Optimization refers to the ability of routing algorithm to select the best path, which is calculated according to the value and weight of metric. For example, a routing algorithm may use hops and delays, but the weights may be delayed. Of course, routing protocols must strictly define algorithms for computing metric.
The routing algorithm can also be designed as simple as possible. In other words, routing protocols must efficiently provide their functions and minimize the cost of software and applications. Efficiency is especially important when software that implements routing algorithms must run on computers with limited physical resources.
Routing algorithms must be robust, which must still be handled normally in cases of abnormal or unforeseeable events, such as hardware failures, high loads, and incorrect implementations. Because routers are located at the connection points of the network, they will have major problems when they fail. The best routing algorithms are those that have been tested over time and proved to be stable under various network conditions.
In addition, routing algorithms must be able to aggregate quickly, and aggregation is the process of achieving the best path for all routers.
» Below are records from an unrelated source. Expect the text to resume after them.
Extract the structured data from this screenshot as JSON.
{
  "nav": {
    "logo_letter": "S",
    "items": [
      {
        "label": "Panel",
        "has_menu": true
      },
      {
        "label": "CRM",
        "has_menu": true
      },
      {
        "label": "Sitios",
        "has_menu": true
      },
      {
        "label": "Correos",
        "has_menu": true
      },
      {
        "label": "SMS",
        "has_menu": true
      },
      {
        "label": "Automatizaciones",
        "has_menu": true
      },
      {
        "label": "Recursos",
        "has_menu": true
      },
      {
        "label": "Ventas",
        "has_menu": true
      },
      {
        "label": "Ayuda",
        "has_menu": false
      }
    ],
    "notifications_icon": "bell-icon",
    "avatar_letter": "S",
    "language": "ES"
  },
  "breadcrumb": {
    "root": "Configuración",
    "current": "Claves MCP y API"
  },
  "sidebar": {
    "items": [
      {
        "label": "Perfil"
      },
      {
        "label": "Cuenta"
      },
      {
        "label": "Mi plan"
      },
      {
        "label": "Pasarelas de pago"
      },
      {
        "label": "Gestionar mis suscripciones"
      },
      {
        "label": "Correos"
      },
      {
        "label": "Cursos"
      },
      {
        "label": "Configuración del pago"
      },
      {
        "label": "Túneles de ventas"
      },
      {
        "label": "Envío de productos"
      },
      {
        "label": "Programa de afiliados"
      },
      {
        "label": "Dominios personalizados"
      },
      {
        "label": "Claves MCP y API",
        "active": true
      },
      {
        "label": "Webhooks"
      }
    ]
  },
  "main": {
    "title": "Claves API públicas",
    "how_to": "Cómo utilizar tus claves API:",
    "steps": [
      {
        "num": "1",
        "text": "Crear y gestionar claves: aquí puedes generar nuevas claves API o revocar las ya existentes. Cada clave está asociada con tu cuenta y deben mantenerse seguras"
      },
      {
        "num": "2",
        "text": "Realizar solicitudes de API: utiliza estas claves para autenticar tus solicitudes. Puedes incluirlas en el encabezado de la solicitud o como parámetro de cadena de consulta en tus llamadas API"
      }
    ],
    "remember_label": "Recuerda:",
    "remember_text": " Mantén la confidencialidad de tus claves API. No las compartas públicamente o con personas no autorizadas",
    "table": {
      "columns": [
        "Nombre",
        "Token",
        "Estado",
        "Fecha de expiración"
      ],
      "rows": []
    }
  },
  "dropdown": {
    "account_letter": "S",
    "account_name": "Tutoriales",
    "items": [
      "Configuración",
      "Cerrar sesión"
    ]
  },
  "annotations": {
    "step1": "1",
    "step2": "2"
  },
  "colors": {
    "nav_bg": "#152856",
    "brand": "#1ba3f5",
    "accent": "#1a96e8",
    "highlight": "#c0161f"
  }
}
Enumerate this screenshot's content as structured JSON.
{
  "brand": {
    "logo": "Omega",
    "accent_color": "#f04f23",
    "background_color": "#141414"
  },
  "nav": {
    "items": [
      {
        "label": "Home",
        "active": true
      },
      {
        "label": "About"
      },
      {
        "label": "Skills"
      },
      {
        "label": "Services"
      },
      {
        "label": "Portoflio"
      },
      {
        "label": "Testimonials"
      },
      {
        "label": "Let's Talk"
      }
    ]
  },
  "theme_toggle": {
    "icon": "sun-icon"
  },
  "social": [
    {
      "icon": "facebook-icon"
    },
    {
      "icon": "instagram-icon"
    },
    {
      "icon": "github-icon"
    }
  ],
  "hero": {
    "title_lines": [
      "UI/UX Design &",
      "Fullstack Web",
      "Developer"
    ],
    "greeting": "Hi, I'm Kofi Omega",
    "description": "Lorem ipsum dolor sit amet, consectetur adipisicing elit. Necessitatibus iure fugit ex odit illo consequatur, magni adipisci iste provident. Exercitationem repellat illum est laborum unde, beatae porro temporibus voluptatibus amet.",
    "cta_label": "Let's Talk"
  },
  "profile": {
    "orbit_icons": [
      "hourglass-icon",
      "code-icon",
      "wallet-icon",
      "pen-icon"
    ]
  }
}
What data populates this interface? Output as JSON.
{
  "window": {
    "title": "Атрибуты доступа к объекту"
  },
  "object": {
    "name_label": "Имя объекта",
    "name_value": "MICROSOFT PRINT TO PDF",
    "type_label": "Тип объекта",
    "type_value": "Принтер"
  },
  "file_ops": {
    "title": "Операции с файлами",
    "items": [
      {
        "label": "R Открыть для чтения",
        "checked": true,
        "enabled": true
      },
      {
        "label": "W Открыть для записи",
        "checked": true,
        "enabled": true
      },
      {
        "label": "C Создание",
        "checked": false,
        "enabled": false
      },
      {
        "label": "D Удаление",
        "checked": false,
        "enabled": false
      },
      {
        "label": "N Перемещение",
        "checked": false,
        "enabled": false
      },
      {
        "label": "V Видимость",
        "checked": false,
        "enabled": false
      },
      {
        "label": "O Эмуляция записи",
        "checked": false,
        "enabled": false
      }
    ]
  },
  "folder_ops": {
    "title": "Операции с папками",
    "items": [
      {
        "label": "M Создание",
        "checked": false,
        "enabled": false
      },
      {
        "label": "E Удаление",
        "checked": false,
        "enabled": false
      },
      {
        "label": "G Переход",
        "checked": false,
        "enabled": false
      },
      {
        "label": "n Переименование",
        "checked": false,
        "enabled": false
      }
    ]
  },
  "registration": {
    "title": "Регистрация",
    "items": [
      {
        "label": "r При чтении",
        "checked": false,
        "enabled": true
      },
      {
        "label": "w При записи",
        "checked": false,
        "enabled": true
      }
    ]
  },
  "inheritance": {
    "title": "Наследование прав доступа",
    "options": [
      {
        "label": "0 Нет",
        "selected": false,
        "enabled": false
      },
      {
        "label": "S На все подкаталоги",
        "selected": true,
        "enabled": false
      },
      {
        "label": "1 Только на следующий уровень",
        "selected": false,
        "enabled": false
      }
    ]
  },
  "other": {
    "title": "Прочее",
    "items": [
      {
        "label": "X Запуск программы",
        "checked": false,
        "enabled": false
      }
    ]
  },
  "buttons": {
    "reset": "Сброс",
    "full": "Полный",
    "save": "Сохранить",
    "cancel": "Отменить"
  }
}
When a network event is broken or unavailable, the router distributes the update information through the network, prompting the best path to be re calculated and finally making all the routers reach agreement. Aggregated slow routing algorithms may cause routing loops or network interrupts.
Routing algorithms should also be flexible, that is, they should adapt to various network environments quickly and accurately. For example, if a segment is broken, a lot of routing algorithms will choose the next best path to the path normally used after knowing the problem. Routing algorithm can be designed to adapt to network bandwidth, router queue size and network delay.